Creating a link for Foreign key in Admin

[Joshua Partogi]

Dear all,

I have a model that has a foreign e.g

class Foo(models.Model):
  bar = models.ForeignKey(Bar)

class Bar(models.Model):
  name = models.CharField(max_length=50)

This is my FooAdmin:
class FooAdmin(admin.ModelAdmin):
  list_display = ['bar']

Now in the admin Foo's display list I want to have a link to go to bar display list. What would be the best way to do that in django? I tried to search in the doc but could not find a relevant howto on this issue.
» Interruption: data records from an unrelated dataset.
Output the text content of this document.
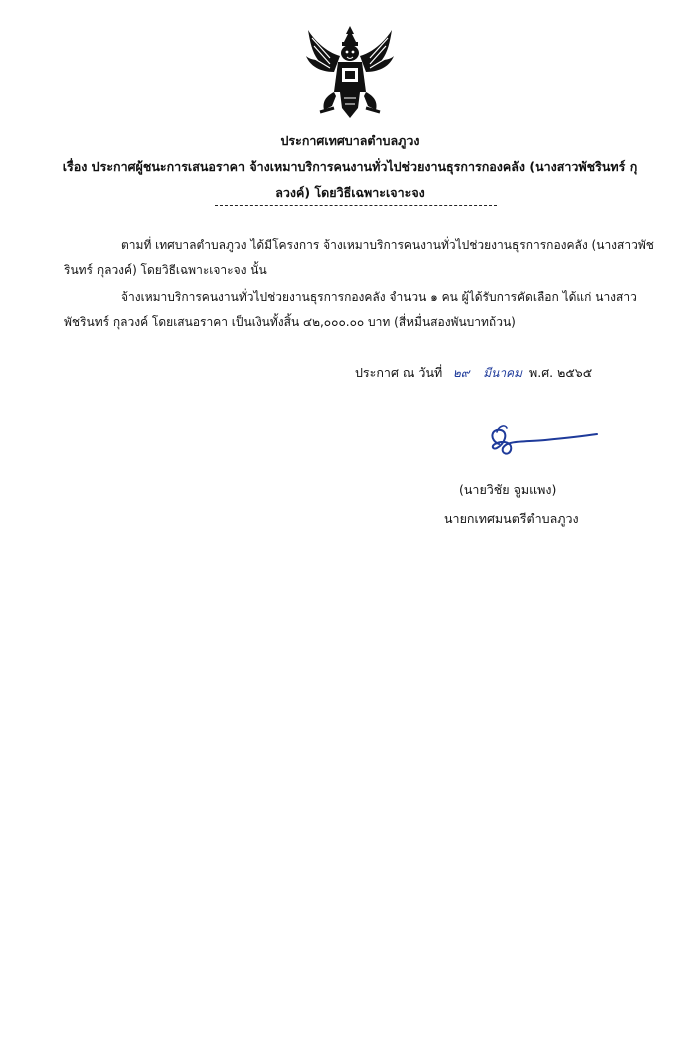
ประกาศเทศบาลตำบลภูวง
เรื่อง ประกาศผู้ชนะการเสนอราคา จ้างเหมาบริการคนงานทั่วไปช่วยงานธุรการกองคลัง (นางสาวพัชรินทร์ กุ
ลวงค์) โดยวิธีเฉพาะเจาะจง
ตามที่ เทศบาลตำบลภูวง ได้มีโครงการ จ้างเหมาบริการคนงานทั่วไปช่วยงานธุรการกองคลัง (นางสาวพัช
รินทร์ กุลวงค์) โดยวิธีเฉพาะเจาะจง นั้น
จ้างเหมาบริการคนงานทั่วไปช่วยงานธุรการกองคลัง จำนวน ๑ คน ผู้ได้รับการคัดเลือก ได้แก่ นางสาว
พัชรินทร์ กุลวงค์ โดยเสนอราคา เป็นเงินทั้งสิ้น ๔๒,๐๐๐.๐๐ บาท (สี่หมื่นสองพันบาทถ้วน)
ประกาศ ณ วันที่ ๒๙ มีนาคม พ.ศ. ๒๕๖๕
(นายวิชัย จูมแพง)
นายกเทศมนตรีตำบลภูวง
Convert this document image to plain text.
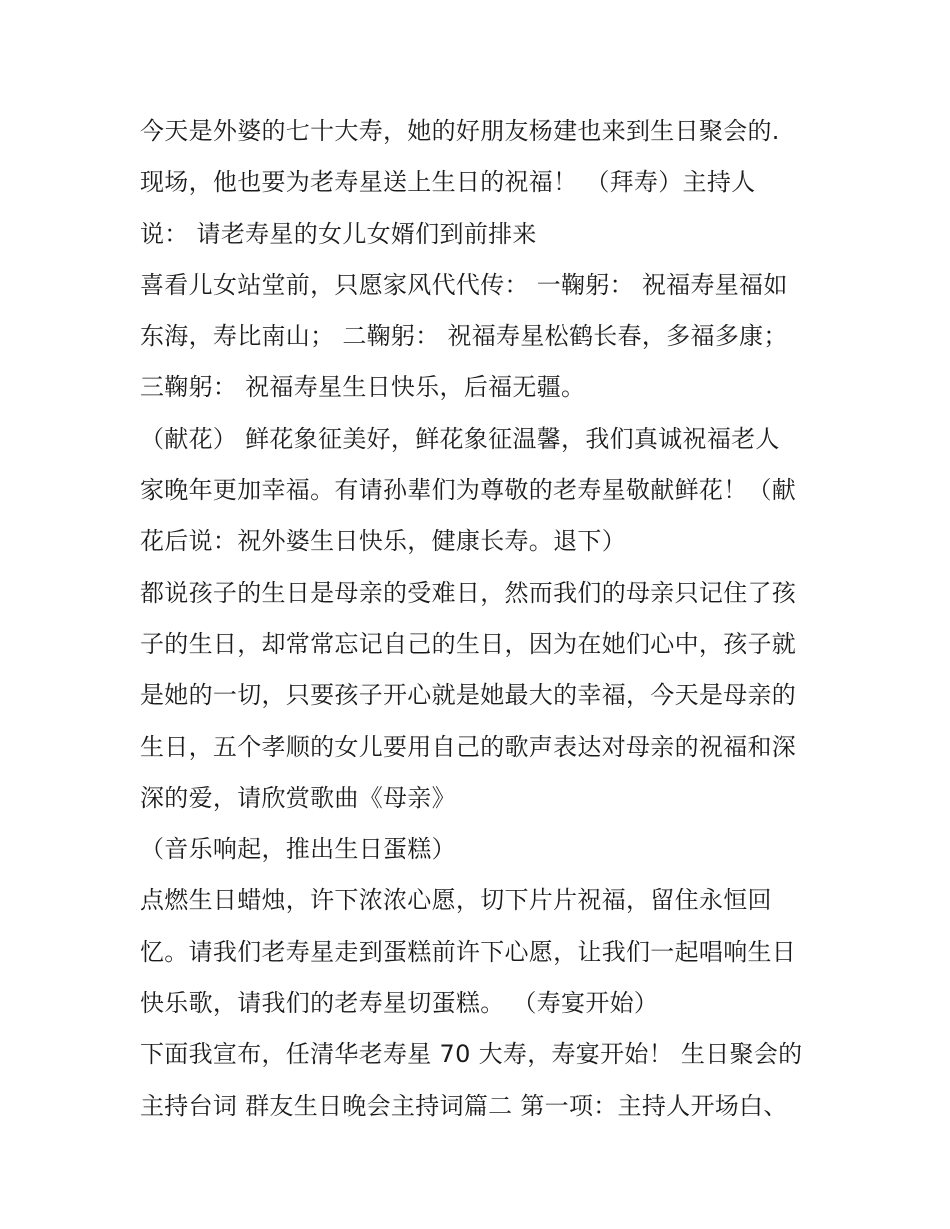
今天是外婆的七十大寿，她的好朋友杨建也来到生日聚会的.
现场，他也要为老寿星送上生日的祝福！ （拜寿）主持人
说： 请老寿星的女儿女婿们到前排来
喜看儿女站堂前，只愿家风代代传： 一鞠躬： 祝福寿星福如
东海，寿比南山； 二鞠躬： 祝福寿星松鹤长春，多福多康；
三鞠躬： 祝福寿星生日快乐，后福无疆。
（献花） 鲜花象征美好，鲜花象征温馨，我们真诚祝福老人
家晚年更加幸福。有请孙辈们为尊敬的老寿星敬献鲜花！（献
花后说：祝外婆生日快乐，健康长寿。退下）
都说孩子的生日是母亲的受难日，然而我们的母亲只记住了孩
子的生日，却常常忘记自己的生日，因为在她们心中，孩子就
是她的一切，只要孩子开心就是她最大的幸福，今天是母亲的
生日，五个孝顺的女儿要用自己的歌声表达对母亲的祝福和深
深的爱，请欣赏歌曲《母亲》
（音乐响起，推出生日蛋糕）
点燃生日蜡烛，许下浓浓心愿，切下片片祝福，留住永恒回
忆。请我们老寿星走到蛋糕前许下心愿，让我们一起唱响生日
快乐歌，请我们的老寿星切蛋糕。 （寿宴开始）
下面我宣布，任清华老寿星 70 大寿，寿宴开始！ 生日聚会的
主持台词 群友生日晚会主持词篇二 第一项：主持人开场白、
Thanks in advance for the insights.

regards,


--
http://blog.scrum8.com
http://twitter.com/scrum8

[Daniel Roseman]

Define a custom method on the FooAdmin class which returns the HTML of
a link to the Bar changelist with the relevant filter applied:

def bar_link(self, obj):
return '<a href="/admin/myapp/bar/?foo=%s">See Bars</a>' %
obj.pk
bar_link.allow_tags = True

See http://docs.djangoproject.com/en/dev/ref/contrib/admin/#django.contrib.admin.ModelAdmin.list_display
--
DR.

[Joshua Partogi]

Is there any built-in method in django where we can that url without having to hardcode it?

[Karen Tracey]

Yes (assuming you are using 1.1), for the base changelist url:

http://docs.djangoproject.com/en/dev/ref/contrib/admin/#reversing-admin-urls

You'll still have to add on the filter value yourself.

Karen

[Joshua Partogi]

Okay this is good enough for me. Thanks Karen.